Nuovo appuntamento con la serie dedicata ai misteri celati fra i talenti e i capolavori della storia dell’arte. Ancora una volta, il famoso giallista Carlo Lucarelli ci guiderà alla scoperta degli enigmi connessi alle esistenze dei grandi maestri della creatività. Gli episodi di Muse Inquietanti in onda lunedì 8 febbraio su Sky Arte HD ci scorteranno in un viaggio attraverso eventi uniti dal sottile fil rouge dell’arcano.

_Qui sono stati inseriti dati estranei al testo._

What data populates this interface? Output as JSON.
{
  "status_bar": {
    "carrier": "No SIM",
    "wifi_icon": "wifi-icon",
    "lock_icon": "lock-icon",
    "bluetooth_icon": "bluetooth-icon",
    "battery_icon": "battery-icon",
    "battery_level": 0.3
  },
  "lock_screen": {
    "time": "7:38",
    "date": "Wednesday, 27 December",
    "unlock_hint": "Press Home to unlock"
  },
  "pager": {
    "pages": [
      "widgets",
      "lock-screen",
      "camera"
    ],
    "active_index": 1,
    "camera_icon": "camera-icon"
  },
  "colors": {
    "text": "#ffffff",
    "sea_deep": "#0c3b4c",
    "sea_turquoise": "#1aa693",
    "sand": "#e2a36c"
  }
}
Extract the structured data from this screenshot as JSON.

La serata prenderà il via con Borromini, il coinvolgente approfondimento in prima visione intitolato a uno dei maestri del Seicento italiano. Era il 2 agosto 1667 quando l’architetto ticinese Francesco Castelli Brumino, noto al secolo come Francesco Borromini, si tolse la vita gettandosi su una spada che aveva conficcato nel tavolaccio dello studio. Un modo certamente curioso e laborioso per togliersi la vita, che rispecchiava lo spirito delle sue opere. Sopravvisse in condizioni disperate ancora un giorno, durante il quale avrebbe raccontato al medico che lo assisteva le ragioni del suicidio. Il settantenne architetto del Laterano era depresso, angustiato dal timore delle malattie, sempre più malinconico e intransigente. Ma qualcosa non torna. È davvero un’impresa gettarsi su una lama, trafiggersi il costato dall’alto verso il basso, da destra a sinistra, e riuscire a sopravvivere per un intero giorno. Ecco quindi farsi strada l’ipotesi dell’omicidio, o forse di un suicidio “guidato”. Ma per conto di chi?

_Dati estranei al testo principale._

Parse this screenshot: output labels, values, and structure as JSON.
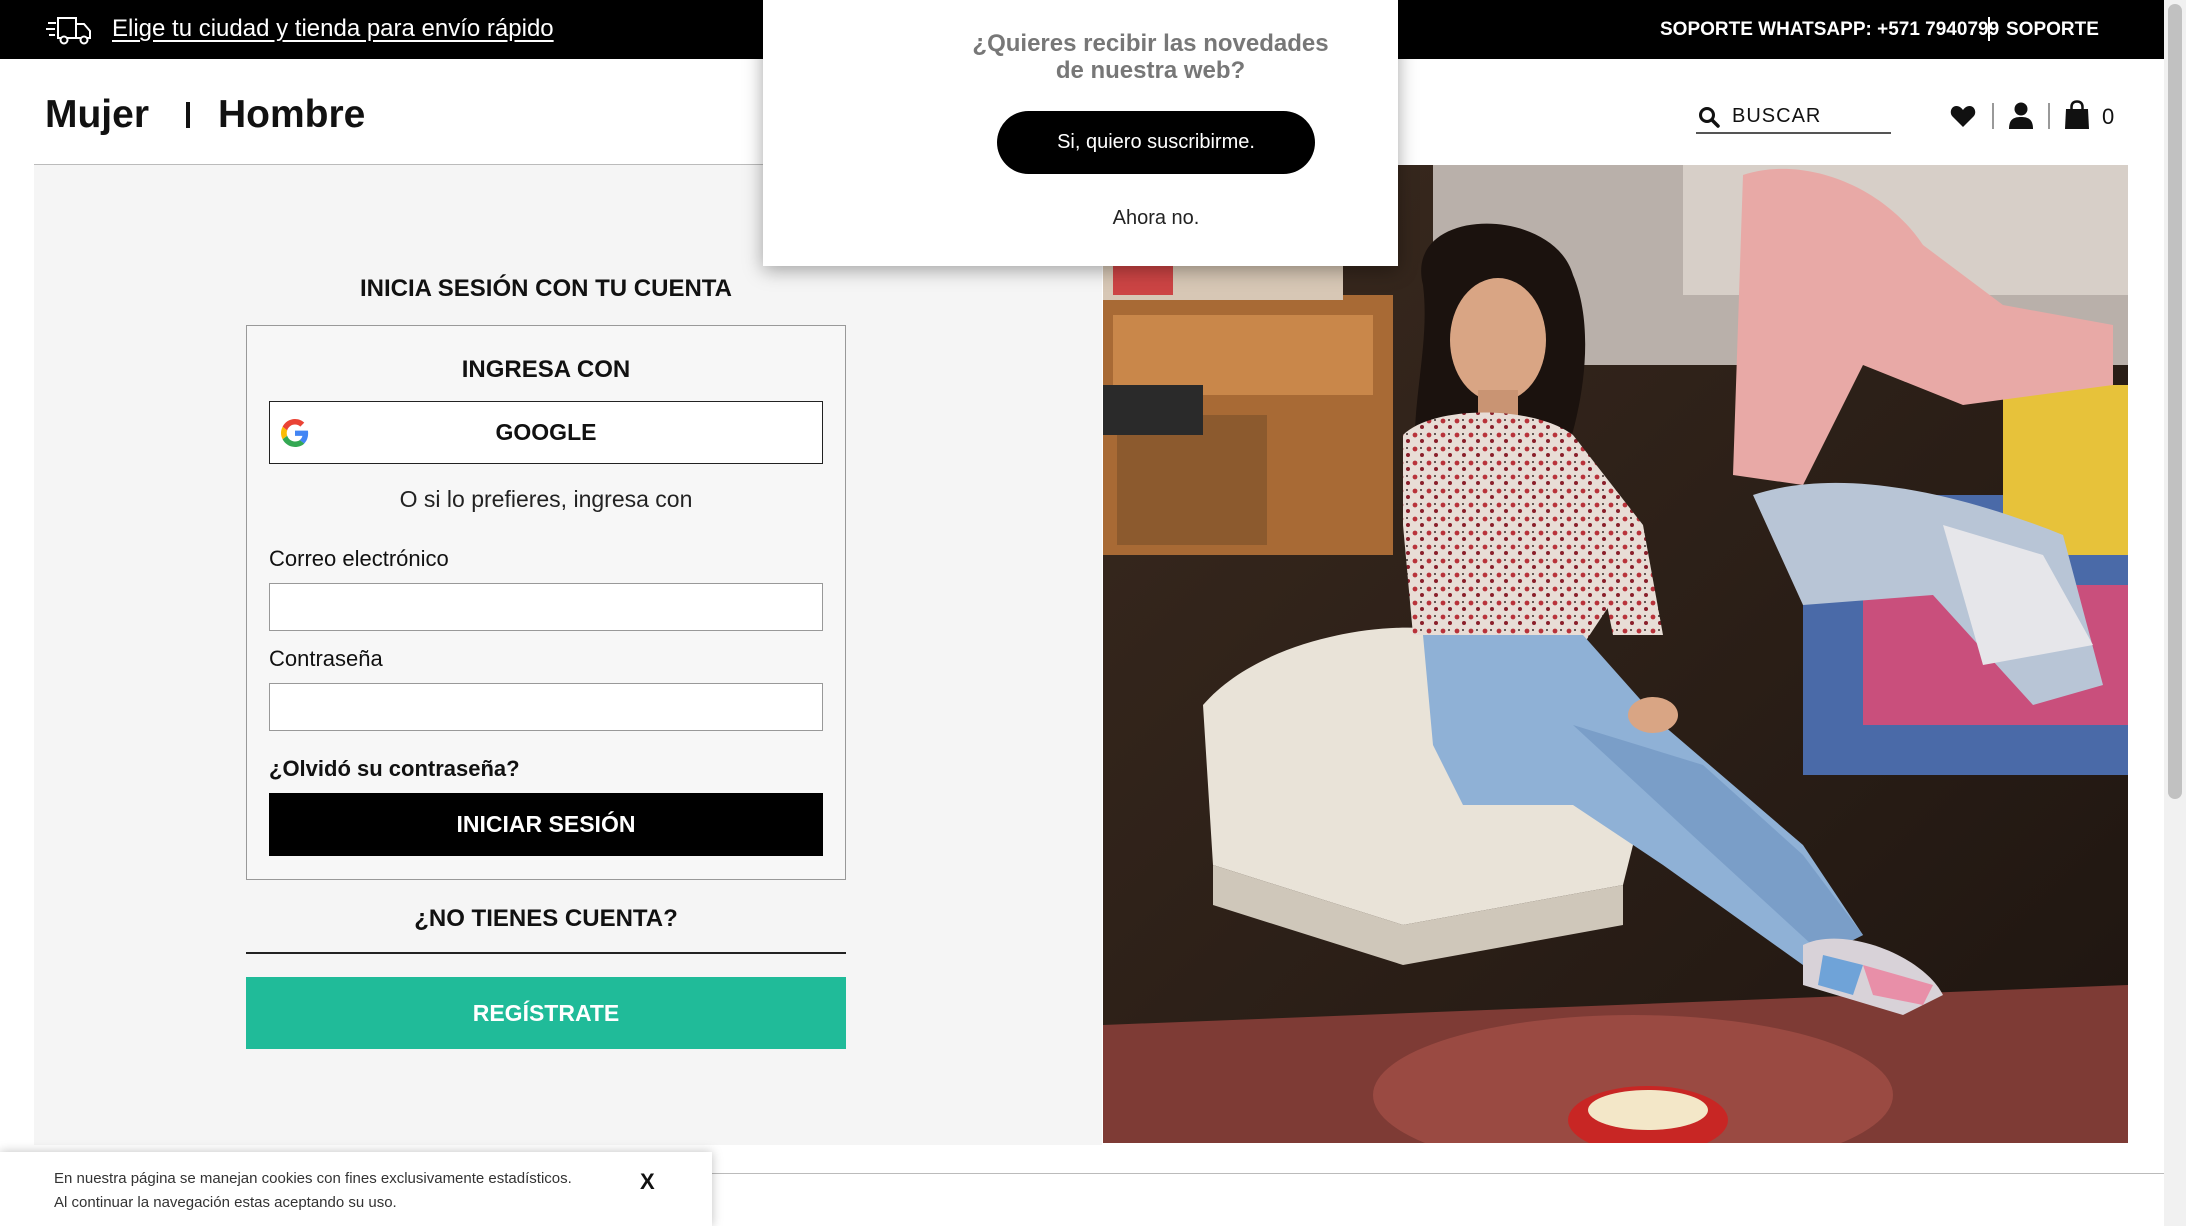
{
  "topbar": {
    "city_link": "Elige tu ciudad y tienda para envío rápido",
    "support_whatsapp": "SOPORTE WHATSAPP: +571 7940799",
    "support": "SOPORTE"
  },
  "nav": {
    "mujer": "Mujer",
    "hombre": "Hombre"
  },
  "search": {
    "placeholder": "BUSCAR"
  },
  "header_icons": {
    "wishlist": "heart-icon",
    "account": "user-icon",
    "cart": "shopping-bag-icon",
    "cart_count": "0"
  },
  "login": {
    "title": "INICIA SESIÓN CON TU CUENTA",
    "ingresa_con": "INGRESA CON",
    "google": "GOOGLE",
    "alt_text": "O si lo prefieres, ingresa con",
    "email_label": "Correo electrónico",
    "email_value": "",
    "password_label": "Contraseña",
    "password_value": "",
    "forgot": "¿Olvidó su contraseña?",
    "submit": "INICIAR SESIÓN",
    "no_account": "¿NO TIENES CUENTA?",
    "register": "REGÍSTRATE"
  },
  "popup": {
    "question": "¿Quieres recibir las novedades de nuestra web?",
    "yes": "Si, quiero suscribirme.",
    "no": "Ahora no."
  },
  "cookie": {
    "text": "En nuestra página se manejan cookies con fines exclusivamente estadísticos. Al continuar la navegación estas aceptando su uso.",
    "close": "X"
  },
  "colors": {
    "topbar": "#000000",
    "register_button": "#20bb99",
    "login_button": "#000000",
    "panel_bg": "#f5f5f5"
  }
}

Borromini possedeva diecimila scudi – un’enormità per l’epoca – aveva tanti nemici, primo tra tutti l’acerrimo rivale Gian Lorenzo Bernini, e anche un nipote che voleva diseredare. Aveva scritto un testamento ritirato il giorno antecedente il “suicidio”, con l’intenzione di rivederne alcune parti, ma il contenuto di esse resterà per sempre un mistero.

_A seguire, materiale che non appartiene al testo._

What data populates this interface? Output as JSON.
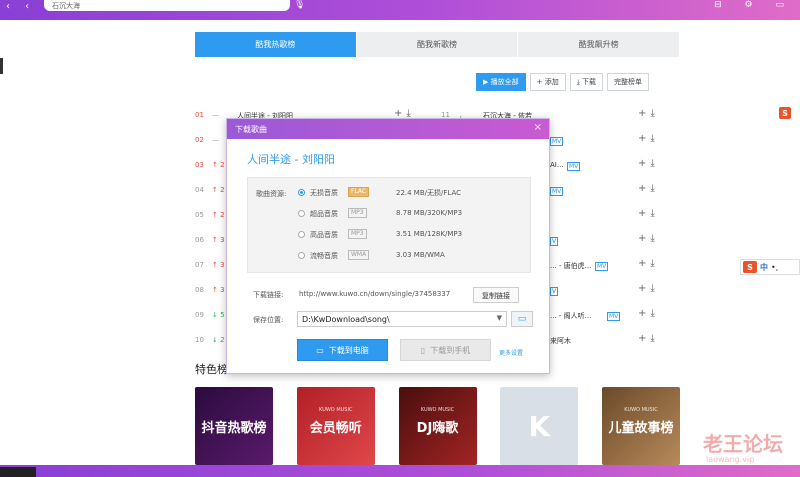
{
  "topbar": {
    "search_value": "石沉大海"
  },
  "tabs": [
    {
      "label": "酷我热歌榜",
      "active": true
    },
    {
      "label": "酷我新歌榜",
      "active": false
    },
    {
      "label": "酷我飙升榜",
      "active": false
    }
  ],
  "actions": {
    "play_all": "播放全部",
    "add": "添加",
    "download": "下载",
    "full_list": "完整榜单"
  },
  "songs": [
    {
      "rank": "01",
      "trend": "—",
      "title": "人间半途 - 刘阳阳",
      "rank2": "11",
      "trend2": "↓ 8",
      "title2": "石沉大海 - 依若",
      "mv2": ""
    },
    {
      "rank": "02",
      "trend": "—",
      "title": "",
      "rank2": "",
      "trend2": "",
      "title2": "",
      "mv2": "MV"
    },
    {
      "rank": "03",
      "trend": "↑ 2",
      "title": "",
      "rank2": "",
      "trend2": "",
      "title2": "AI...",
      "mv2": "MV"
    },
    {
      "rank": "04",
      "trend": "↑ 2",
      "title": "",
      "rank2": "",
      "trend2": "",
      "title2": "",
      "mv2": "MV"
    },
    {
      "rank": "05",
      "trend": "↑ 2",
      "title": "",
      "rank2": "",
      "trend2": "",
      "title2": "",
      "mv2": ""
    },
    {
      "rank": "06",
      "trend": "↑ 3",
      "title": "",
      "rank2": "",
      "trend2": "",
      "title2": "",
      "mv2": "V"
    },
    {
      "rank": "07",
      "trend": "↑ 3",
      "title": "",
      "rank2": "",
      "trend2": "",
      "title2": "... - 唐伯虎...",
      "mv2": "MV"
    },
    {
      "rank": "08",
      "trend": "↑ 3",
      "title": "",
      "rank2": "",
      "trend2": "",
      "title2": "",
      "mv2": "V"
    },
    {
      "rank": "09",
      "trend": "↓ 5",
      "title": "",
      "rank2": "",
      "trend2": "",
      "title2": "... - 阁人听...",
      "mv2": "MV"
    },
    {
      "rank": "10",
      "trend": "↓ 2",
      "title": "",
      "rank2": "",
      "trend2": "",
      "title2": "来阿木",
      "mv2": ""
    }
  ],
  "special": {
    "title": "特色榜",
    "covers": [
      {
        "label": "抖音热歌榜",
        "sub": ""
      },
      {
        "label": "会员畅听",
        "sub": "KUWO MUSIC"
      },
      {
        "label": "DJ嗨歌",
        "sub": "KUWO MUSIC"
      },
      {
        "label": "",
        "sub": ""
      },
      {
        "label": "儿童故事榜",
        "sub": "KUWO MUSIC"
      }
    ]
  },
  "dialog": {
    "title": "下载歌曲",
    "close": "×",
    "song": "人间半途 - 刘阳阳",
    "quality_label": "歌曲资源:",
    "qualities": [
      {
        "name": "无损音质",
        "tag": "FLAC",
        "info": "22.4 MB/无损/FLAC",
        "selected": true
      },
      {
        "name": "超品音质",
        "tag": "MP3",
        "info": "8.78 MB/320K/MP3",
        "selected": false
      },
      {
        "name": "高品音质",
        "tag": "MP3",
        "info": "3.51 MB/128K/MP3",
        "selected": false
      },
      {
        "name": "流畅音质",
        "tag": "WMA",
        "info": "3.03 MB/WMA",
        "selected": false
      }
    ],
    "link_label": "下载链接:",
    "link_url": "http://www.kuwo.cn/down/single/37458337",
    "copy_label": "复制链接",
    "path_label": "保存位置:",
    "path_value": "D:\\KwDownload\\song\\",
    "download_pc": "下载到电脑",
    "download_phone": "下载到手机",
    "more_settings": "更多设置"
  },
  "ime": {
    "badge": "S",
    "zh": "中"
  },
  "watermark": {
    "text": "老王论坛",
    "sub": "laowang.vip"
  },
  "colors": {
    "accent": "#2f9bf0",
    "topbar_start": "#8a3fd6",
    "topbar_end": "#e06cc8",
    "rank_hot": "#e84b3c",
    "trend_down": "#27ae60"
  }
}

La nottata all’insegna dell’enigma si concluderà in compagnia di Caravaggio e la mafia, l’emozionante approfondimento dedicato a uno dei furti più eclatanti della storia. Il 17 ottobre 1969 venne sottratta dall’Oratorio di San Lorenzo a Palermo la grandiosa Natività con i Santi Lorenzo e Francesco d’Assisi dipinta da Caravaggio. A quella vicenda, tuttora rimasta irrisolta, seguì una catena di ipotesi, congetture, probabili depistaggi e addirittura testimonianze di criminali pentiti. Proprio un pentito, Francesco Marino Mannoia, racconta che la tela si sbriciolò poco dopo il furto, quando i maldestri manovali di Cosa Nostra tentarono di arrotolarla. Fatto realmente accaduto o una farsa orchestrata ad hoc? Secondo il pentito Giovanni Brusca, invece, l’opera fu oggetto di una trattativa con lo Stato per l’ammorbidimento della legge 41 bis, che impone il carcere duro ai criminali mafiosi. In base alle dichiarazioni di un terzo ex mafioso, Gaspare Spatuzza, l’opera fu nascosta in una stalla dove sarebbe stata “mangiata dai topi e dai maiali”. Altri ancora sostengono che l’opera sia andata distrutta nel terremoto dell’Irpinia oppure che sia nascosta nella dimora di qualche boss. Insomma, il destino di questo capolavoro pittorico resta un enigma, le cui tracce non smettono di solcare la contemporaneità.